I mean, just to pick some examples, what makes … (as below) … them T, K, A or D?

  • Proven, Certainty, Consider, Effect ==> Knowledge/Mass
  • Inaction, Control, Equity ==> Ability/Space
  • Feeling, Protection, Reaction ==> Thought/Energy
  • Production, Temptation, Hinder ==> Desire/Time

I found some explanation here:


I hope I am not violating any etiquette in this form by responding to such a relativity old post.

One of the things I never recognized until quite recently while reading Descola’s, Beyond Nature and Culture, is that Dramatica is at bottom just a structuralist theory, and of course there was a reason that structuralism almost immediately encountered a post-structuralism backlash. I encountered something akin to this personally when I first got interested in baseball and confused the meaning of two common pitches: the curve ball and the slider. I imagined that curve ball moved laterally as one one would move while traveling around a corner and the slider move vertically, sliding downwards as it were. It turns out that it is just the opposite of their actual meanings in baseball, with the curve ball curving downwards and the slider sliding as if through a corner.

I once had a professor who used the traffic light as an analogy to explain post-structuralism. The red light unambiguously means stop, while the green light means go, but what about the yellow light? To some people, the yellow light means to slow down and prepare to stop, while to others it means speed up to make the light. Indeed, to a single person, it could mean either depending on whether or not they’re running late for an important meeting. This analogy is illustrative in a number ways.
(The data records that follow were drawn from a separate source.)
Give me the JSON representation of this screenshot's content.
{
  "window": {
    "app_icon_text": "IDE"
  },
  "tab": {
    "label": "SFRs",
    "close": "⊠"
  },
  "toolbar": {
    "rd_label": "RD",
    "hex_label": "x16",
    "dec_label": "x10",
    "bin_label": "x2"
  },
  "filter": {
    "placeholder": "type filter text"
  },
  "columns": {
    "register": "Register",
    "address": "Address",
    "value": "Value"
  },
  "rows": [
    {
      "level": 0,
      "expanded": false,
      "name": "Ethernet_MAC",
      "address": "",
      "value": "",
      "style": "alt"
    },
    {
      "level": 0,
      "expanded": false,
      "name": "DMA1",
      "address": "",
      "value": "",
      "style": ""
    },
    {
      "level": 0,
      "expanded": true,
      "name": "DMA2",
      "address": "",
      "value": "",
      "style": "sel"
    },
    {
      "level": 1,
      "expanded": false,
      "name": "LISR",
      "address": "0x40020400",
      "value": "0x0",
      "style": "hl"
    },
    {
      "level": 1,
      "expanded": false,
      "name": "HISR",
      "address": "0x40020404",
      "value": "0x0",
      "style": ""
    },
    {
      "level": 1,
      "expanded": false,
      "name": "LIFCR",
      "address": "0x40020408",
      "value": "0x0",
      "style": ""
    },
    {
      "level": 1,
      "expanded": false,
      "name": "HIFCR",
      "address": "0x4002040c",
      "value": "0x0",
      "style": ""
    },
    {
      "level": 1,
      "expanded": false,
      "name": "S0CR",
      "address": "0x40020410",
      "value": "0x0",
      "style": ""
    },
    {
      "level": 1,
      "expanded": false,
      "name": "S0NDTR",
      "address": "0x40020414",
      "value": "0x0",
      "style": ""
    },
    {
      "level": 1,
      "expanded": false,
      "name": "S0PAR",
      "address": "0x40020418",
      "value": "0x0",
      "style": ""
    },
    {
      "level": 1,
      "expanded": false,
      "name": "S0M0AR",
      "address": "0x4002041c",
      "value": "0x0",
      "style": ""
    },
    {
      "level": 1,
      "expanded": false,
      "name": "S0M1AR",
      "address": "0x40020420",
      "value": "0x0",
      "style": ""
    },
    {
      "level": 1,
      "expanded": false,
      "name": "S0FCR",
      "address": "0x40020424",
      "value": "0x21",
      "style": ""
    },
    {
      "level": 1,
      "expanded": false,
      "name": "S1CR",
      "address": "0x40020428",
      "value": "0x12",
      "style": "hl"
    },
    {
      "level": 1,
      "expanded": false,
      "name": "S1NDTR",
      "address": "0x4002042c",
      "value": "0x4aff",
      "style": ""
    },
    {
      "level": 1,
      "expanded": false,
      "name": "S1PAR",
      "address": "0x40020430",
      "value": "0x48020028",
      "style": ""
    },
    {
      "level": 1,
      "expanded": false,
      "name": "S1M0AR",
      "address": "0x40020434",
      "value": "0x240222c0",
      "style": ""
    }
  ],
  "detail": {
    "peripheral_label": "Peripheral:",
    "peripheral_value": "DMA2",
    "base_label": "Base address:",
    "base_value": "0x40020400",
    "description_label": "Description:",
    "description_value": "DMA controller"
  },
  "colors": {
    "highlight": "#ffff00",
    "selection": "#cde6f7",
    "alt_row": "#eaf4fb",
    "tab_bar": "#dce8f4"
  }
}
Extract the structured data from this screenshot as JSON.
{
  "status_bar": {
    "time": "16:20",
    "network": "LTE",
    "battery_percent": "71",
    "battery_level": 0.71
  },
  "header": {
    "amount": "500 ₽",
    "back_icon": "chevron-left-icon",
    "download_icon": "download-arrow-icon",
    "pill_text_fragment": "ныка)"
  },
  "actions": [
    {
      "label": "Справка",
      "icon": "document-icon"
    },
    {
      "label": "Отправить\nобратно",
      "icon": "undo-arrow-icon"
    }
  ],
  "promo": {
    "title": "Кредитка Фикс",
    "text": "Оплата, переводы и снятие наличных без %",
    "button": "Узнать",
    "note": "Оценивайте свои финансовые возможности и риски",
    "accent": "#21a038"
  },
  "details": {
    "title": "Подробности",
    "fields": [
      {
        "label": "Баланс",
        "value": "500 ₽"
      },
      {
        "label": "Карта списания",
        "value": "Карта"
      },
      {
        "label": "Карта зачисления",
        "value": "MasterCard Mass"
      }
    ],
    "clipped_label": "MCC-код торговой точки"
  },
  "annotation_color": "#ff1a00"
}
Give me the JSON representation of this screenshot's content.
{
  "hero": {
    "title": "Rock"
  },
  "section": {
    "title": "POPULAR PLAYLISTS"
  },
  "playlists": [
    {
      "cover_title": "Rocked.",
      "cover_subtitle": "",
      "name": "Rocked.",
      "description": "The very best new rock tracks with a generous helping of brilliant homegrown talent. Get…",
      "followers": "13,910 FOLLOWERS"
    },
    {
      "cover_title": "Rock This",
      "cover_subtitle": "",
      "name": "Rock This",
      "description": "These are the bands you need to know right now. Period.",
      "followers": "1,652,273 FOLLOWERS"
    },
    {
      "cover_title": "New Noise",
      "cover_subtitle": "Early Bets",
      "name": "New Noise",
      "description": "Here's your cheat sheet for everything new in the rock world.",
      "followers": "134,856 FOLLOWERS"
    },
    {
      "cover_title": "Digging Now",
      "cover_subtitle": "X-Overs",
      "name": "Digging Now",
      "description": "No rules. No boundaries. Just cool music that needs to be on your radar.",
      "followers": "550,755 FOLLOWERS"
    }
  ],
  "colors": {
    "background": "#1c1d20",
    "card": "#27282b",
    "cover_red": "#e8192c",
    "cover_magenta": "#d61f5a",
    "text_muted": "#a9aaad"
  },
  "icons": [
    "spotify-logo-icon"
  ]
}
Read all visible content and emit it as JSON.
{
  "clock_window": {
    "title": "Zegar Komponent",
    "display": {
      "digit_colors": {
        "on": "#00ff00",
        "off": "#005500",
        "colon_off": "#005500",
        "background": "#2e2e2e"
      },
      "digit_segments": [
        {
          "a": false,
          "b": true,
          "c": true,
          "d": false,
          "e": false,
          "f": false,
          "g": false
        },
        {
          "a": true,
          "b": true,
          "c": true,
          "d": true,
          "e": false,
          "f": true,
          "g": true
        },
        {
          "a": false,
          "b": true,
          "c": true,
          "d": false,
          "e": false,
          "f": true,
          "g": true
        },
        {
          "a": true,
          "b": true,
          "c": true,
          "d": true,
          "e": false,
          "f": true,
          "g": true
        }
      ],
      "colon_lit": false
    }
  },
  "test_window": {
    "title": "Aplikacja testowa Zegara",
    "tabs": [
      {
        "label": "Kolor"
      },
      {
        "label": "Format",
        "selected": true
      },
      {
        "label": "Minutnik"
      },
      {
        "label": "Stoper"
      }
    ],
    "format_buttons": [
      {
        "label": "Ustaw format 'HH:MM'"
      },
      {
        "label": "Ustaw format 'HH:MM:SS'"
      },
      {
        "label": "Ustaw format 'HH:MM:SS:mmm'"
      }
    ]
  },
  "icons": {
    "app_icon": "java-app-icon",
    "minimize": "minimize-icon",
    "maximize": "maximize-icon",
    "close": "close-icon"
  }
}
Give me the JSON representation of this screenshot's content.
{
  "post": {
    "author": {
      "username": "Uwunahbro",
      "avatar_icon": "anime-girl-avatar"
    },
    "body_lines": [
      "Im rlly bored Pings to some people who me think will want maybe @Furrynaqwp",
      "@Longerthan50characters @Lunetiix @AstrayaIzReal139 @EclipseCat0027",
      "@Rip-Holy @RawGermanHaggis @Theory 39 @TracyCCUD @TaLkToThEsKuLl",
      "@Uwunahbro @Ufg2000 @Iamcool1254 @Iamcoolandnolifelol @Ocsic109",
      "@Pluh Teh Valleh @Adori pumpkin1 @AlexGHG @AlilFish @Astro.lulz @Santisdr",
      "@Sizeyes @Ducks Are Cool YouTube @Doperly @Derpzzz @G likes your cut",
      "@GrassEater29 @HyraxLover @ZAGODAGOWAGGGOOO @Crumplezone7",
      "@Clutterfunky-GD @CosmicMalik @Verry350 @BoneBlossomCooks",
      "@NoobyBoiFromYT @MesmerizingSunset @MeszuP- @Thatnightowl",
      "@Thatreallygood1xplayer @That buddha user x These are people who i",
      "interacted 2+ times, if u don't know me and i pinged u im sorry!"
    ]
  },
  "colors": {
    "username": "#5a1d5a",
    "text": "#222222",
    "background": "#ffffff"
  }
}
For example, in articulating the archetypal power of number to organize our reality: a unity gives way to a binary opposition, which in turn, gives way to a trinity of terms, which then finally becomes a quad (the fundamental organization of Dramatica), that then goes on to become the ten-thousand things” as the Tao Te Ching expresses it. This is why we most naturally organize stories around either three acts or four, respectively—as Carl Jung discovered, whenever we conceive of something in three terms, there is always an implicit fourth unconscious term because the quad is the most complete fundamental way of ordering reality.

Consequently, the problem with structuralism, one that post-structuralists capitalize on, is the inherent ambiguity of any term, ironically enough, because of the human mind’s propensity for reducing archetypes ultimately down to contrasting binary oppositions (the quad is just a binary of binaries). Any concept, then, already conatins its own self-refutation, and so, for example, there was nothing illogical about my assumptions about the meanings of the terms used for baseball pitches except that it turned out I was just conventionally wrong.

The important thing is that KTAD has an internal relationship that I would assert is necessarily true, but for any given quad, the ascribed meaning will only ever be conventional. Although, there is probably something to be said about trying to match up your own conventions with the conventions of the culture you are writing within, as that will help align your intended meaning with you the most likely received meaning, but ultimately even within a single culture such meaning will be stochastic.

One thing I do to help think about Dramatica’s meaning is attempt to place it in terms of human civilization’s two great oppositions by comparing it with both the usage established by the I-Ching and those of Western Astrology/Alchemy, respectively, as East and West seems to capture the most fundamental contrast in human worldview with the West conceiving as the ultimate in terms of pure Being, i.e. God, and the East seeing it in terms of pure non-being, i.e. Nothingness.

P.S. reading Jim’s answer, it appears that there is a logically consistent assumption you can apply already, but I will leave my answer because it might still be helpful more generally.